As rezas e a picanha turca
Neca esgravata a passagem pela Turquia. “Só tenho recordações fantásticas! Não estava habituado à cultura, ao que pensavam, pouco sabia também do futebol. Encontrei um treinador que retirou o melhor de mim, percebeu-me rapidamente e acabei ídolo no Konyaspor. Ainda recebo chamadas de dirigentes e adeptos. As minhas exibições aí levaram-me ao Ankaraspor. Também foram tempos muito bons, numa cidade já mais europeia. Mas, apesar de os turcos serem doidos em geral no apoio às equipas e aos jogadores, não senti tanto a febre de Konya em Ankara”, recorda Neca, rindo-se com o desafio de lembrar alguma experiência mais surreal. “No meu primeiro jogo na Turquia, na Taça, contra o Trabzonspor, fiquei com um turco no meu quarto. Fui descansar, o jogo era no dia a seguir, e durante a noite sinto muito barulho no quarto, fiquei apavorado; era ele, já com tapete estendido, a rezar no por do sol. Fui-me habituando a essa cultura religiosa, às rezas cinco vezes por dia. Os treinos tinham até horas estranhas por causa disso”, conta, puxando outra fita com o amigo Zé Gomes, antigo lateral do Rio Ave e Marítimo... “Tínhamos um complexo onde jantávamos cedo e, com esse hábito, era costume ter fome pelas 23 horas. Recordo-me que um dia, com ele, em que fomos atacar o frigorífico e encontrámos picanha, decidimos cortá-la e usar o grelhador elétrico. À meia-noite comíamos picanha com arroz e feijão. Sempre que estamos juntos rimo-nos muito dessas peripécias”.

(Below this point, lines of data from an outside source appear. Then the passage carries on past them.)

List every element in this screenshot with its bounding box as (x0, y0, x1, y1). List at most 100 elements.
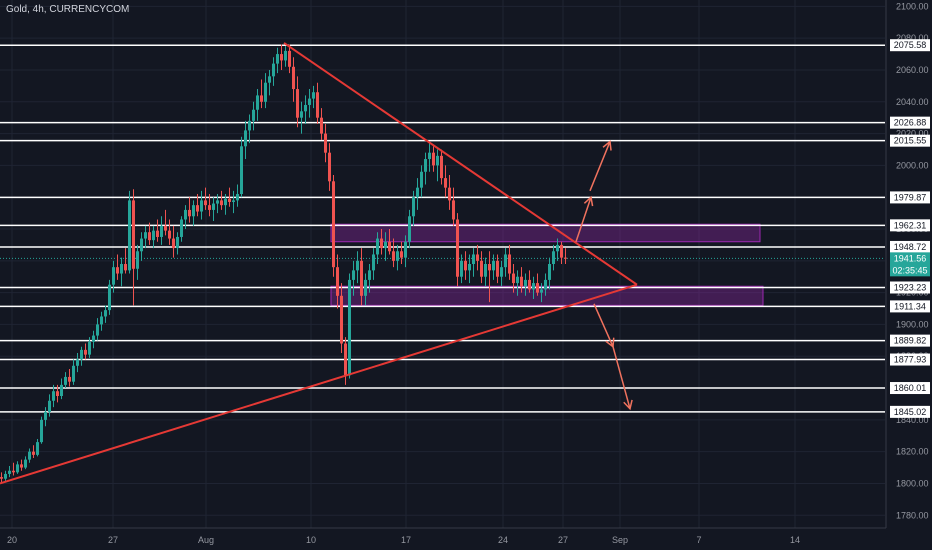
candle-body (52, 391, 55, 401)
candle-body (212, 203, 215, 210)
level-label: 1860.01 (894, 383, 927, 393)
candle-body (152, 230, 155, 241)
candle-body (460, 260, 463, 277)
projection-arrow (589, 141, 611, 192)
price-tick-label: 2020.00 (896, 129, 929, 139)
chart-title: Gold, 4h, CURRENCYCOM (6, 4, 130, 15)
candle-body (196, 205, 199, 212)
candle-body (160, 225, 163, 237)
level-label-box (890, 240, 930, 253)
candle-body (480, 260, 483, 277)
candle-body (532, 283, 535, 290)
candle-body (404, 241, 407, 258)
candle-body (144, 232, 147, 239)
candle-body (556, 244, 559, 252)
candle-body (108, 284, 111, 311)
level-label-box (890, 116, 930, 129)
level-label-box (890, 300, 930, 313)
candle-body (44, 411, 47, 420)
price-tick-label: 1820.00 (896, 447, 929, 457)
candle-body (20, 464, 23, 468)
candle-body (364, 279, 367, 296)
candle-body (528, 279, 531, 290)
price-tick-label: 2060.00 (896, 65, 929, 75)
candle-body (240, 146, 243, 195)
candle-body (0, 477, 3, 479)
level-label: 1948.72 (894, 242, 927, 252)
price-tick-label: 2100.00 (896, 1, 929, 11)
level-label-box (890, 281, 930, 294)
candle-body (268, 76, 271, 83)
candle-body (496, 260, 499, 277)
time-tick-label: 17 (401, 535, 411, 545)
candle-body (336, 267, 339, 296)
level-label-box (890, 219, 930, 232)
candle-body (352, 270, 355, 280)
candle-body (348, 279, 351, 376)
candle-body (24, 459, 27, 468)
arrowhead (623, 399, 633, 411)
candle-body (48, 400, 51, 412)
candle-body (100, 316, 103, 325)
level-label: 1979.87 (894, 192, 927, 202)
level-label-box (890, 39, 930, 52)
candle-body (448, 187, 451, 201)
candle-body (88, 341, 91, 355)
price-tick-label: 1900.00 (896, 319, 929, 329)
candle-body (308, 98, 311, 105)
candle-body (184, 209, 187, 220)
current-price-label: 1941.56 (894, 253, 927, 263)
candle-body (516, 276, 519, 284)
time-tick-label: 10 (306, 535, 316, 545)
time-tick-label: 7 (696, 535, 701, 545)
candle-body (332, 181, 335, 268)
candle-body (220, 200, 223, 206)
projection-arrow (575, 196, 592, 242)
level-label: 2015.55 (894, 136, 927, 146)
price-tick-label: 1800.00 (896, 478, 929, 488)
candle-body (456, 219, 459, 277)
candle-body (396, 251, 399, 261)
candle-body (408, 216, 411, 242)
level-label: 1877.93 (894, 355, 927, 365)
candle-body (208, 205, 211, 210)
trendline (283, 42, 638, 286)
level-label-box (890, 353, 930, 366)
candle-body (500, 267, 503, 277)
level-label: 2026.88 (894, 118, 927, 128)
candle-body (372, 254, 375, 271)
level-label: 1911.34 (894, 301, 926, 311)
candle-body (116, 267, 119, 274)
candle-body (244, 130, 247, 147)
candle-body (468, 264, 471, 271)
candle-body (176, 236, 179, 249)
candle-body (216, 200, 219, 204)
level-label-box (890, 405, 930, 418)
time-tick-label: 20 (7, 535, 17, 545)
candle-body (444, 178, 447, 188)
candle-body (388, 241, 391, 252)
candle-body (440, 155, 443, 179)
candle-body (368, 270, 371, 280)
candle-body (428, 152, 431, 160)
candle-body (16, 464, 19, 473)
candle-body (296, 89, 299, 118)
candle-body (552, 251, 555, 264)
level-label-box (890, 334, 930, 347)
candle-body (124, 264, 127, 271)
candle-body (172, 238, 175, 249)
countdown-label: 02:35:45 (892, 265, 927, 275)
candle-body (356, 260, 359, 271)
candle-body (128, 200, 131, 271)
candle-body (72, 365, 75, 382)
candle-body (512, 273, 515, 284)
arrowhead (602, 140, 612, 151)
candle-body (400, 251, 403, 258)
candle-body (132, 200, 135, 269)
candle-body (416, 187, 419, 198)
candle-body (36, 442, 39, 455)
candle-body (432, 152, 435, 166)
level-label-box (890, 134, 930, 147)
time-tick-label: Aug (198, 535, 214, 545)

Seleção: dois jogos feitos em 2002
Neca foi internacional por Portugal no breve consulado de Agostinho Oliveira, aposta de transição no comando da Seleção das Quinas, entre António Oliveira e Scolari. Foi premiado pelo brilhantismo no Belenenses de Marinho Peres, decorria a época 2002/03. Atuou contra Escócia e Tunísia ao lado de Figo, Rui Costa, Sérgio Conceição ou Pauleta.